The notion of a spectrum of light dates at least from the time of Newton's experiments with prisms and Rowland's experiments with diffraction gratings in which white light is split into its component spectra. However, the notion of a spectrum in acoustics is much older, dating at least from the time of Pythagoras (6th Century B.C.) and the musical scale he developed.

The quantitative analysis of acoustical spectra can be accomplished by taking the Fourier transform of the acoustical time series and squaring it. The resulting function of frequency is often called the ``periodogram'' for the historical reason that it was first plotted, not as a function of frequency but rather, as a function of period. The total energy in a time series is just the integral of the square of the amplitude over time. The periodogram provides a measure of the relative energy contained at each frequency in the power spectrum. For real data with noise, the periodogram, although very well-known, is nevertheless a notoriously bad method of estimating the spectrum Percival and Walden (1993); Yuen and Fraser (1979). Windowing methods Blackman and Tukey (1958) were developed to reduce and control the erratic behavior observed in the periodogram. The idea of using multiple windows (or ``tapers'' as they are now called) and then averaging (i.e., stacking in the frequency domain) has arisen in the last 20 years Thomson (1982); Yuen and Fraser (1979). Multitaper analysis has proven to be a very effective means of producing reliable spectra and also of analyzing the statistical properties of these spectra. We will use long time series, both experimental and simulated, of helioseismic data (sound waves in our Sun) to compare and contrast the multitaper methods to autoregressive methods of spectrum estimation.

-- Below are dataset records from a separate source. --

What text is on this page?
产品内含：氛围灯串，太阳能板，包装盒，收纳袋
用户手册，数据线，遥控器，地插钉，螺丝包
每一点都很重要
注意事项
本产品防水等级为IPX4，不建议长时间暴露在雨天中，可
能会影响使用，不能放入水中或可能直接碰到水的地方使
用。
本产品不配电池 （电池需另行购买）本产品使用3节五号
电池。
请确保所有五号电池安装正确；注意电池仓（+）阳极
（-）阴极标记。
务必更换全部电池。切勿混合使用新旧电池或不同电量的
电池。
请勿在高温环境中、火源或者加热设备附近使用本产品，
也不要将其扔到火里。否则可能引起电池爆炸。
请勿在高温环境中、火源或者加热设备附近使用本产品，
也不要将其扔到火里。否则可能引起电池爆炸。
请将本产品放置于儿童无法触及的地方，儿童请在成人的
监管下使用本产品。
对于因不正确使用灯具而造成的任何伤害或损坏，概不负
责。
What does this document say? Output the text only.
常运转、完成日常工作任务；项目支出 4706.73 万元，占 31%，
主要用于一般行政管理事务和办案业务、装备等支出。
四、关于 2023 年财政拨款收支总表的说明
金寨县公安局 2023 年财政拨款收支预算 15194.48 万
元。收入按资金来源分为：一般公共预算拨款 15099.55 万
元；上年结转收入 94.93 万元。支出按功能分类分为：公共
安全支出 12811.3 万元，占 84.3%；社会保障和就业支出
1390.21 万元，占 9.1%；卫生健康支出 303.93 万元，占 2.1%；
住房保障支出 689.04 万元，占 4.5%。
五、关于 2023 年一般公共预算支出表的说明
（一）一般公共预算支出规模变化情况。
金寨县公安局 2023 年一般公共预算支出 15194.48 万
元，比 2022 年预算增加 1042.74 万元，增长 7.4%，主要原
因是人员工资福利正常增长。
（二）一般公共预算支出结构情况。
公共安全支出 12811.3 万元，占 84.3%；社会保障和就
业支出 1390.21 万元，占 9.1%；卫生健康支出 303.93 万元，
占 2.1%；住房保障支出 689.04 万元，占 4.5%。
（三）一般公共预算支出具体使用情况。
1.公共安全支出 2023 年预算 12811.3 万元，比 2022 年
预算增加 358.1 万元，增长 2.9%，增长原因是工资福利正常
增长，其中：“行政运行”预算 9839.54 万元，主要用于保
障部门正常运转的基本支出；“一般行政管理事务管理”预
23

Millions of acoustic waves are stochastically excited in the solar convection zone. Those waves travel through the inner layers of the sun, and thus carry information about the conditions of the solar interior. Precise estimation of the many different oscillation mode parameters is therefore crucial in understanding the physical processes of the inner sun. The estimation procedure involves many steps but can be briefly summarized as follows: first, Doppler velocity images of the visible solar disk are taken, then the images are decomposed into time series of spherical harmonic coefficients, then the spectrum of each individual series identified by the spherical harmonics ``quantum'' numbers ${\it l}$ and ${\it m}$ is estimated. The spectrum estimation is usually done nonparametrically in the Fourier space. This paper proposes autoregressive (AR) modeling in the time domain as an alternative to the nonparametric methods. Considering an AR model has several justifications: pure sinusoidal variations can be expressed as AR models, and, any continuous spectral density function can be arbitrarily well approximated by AR models of high enough order.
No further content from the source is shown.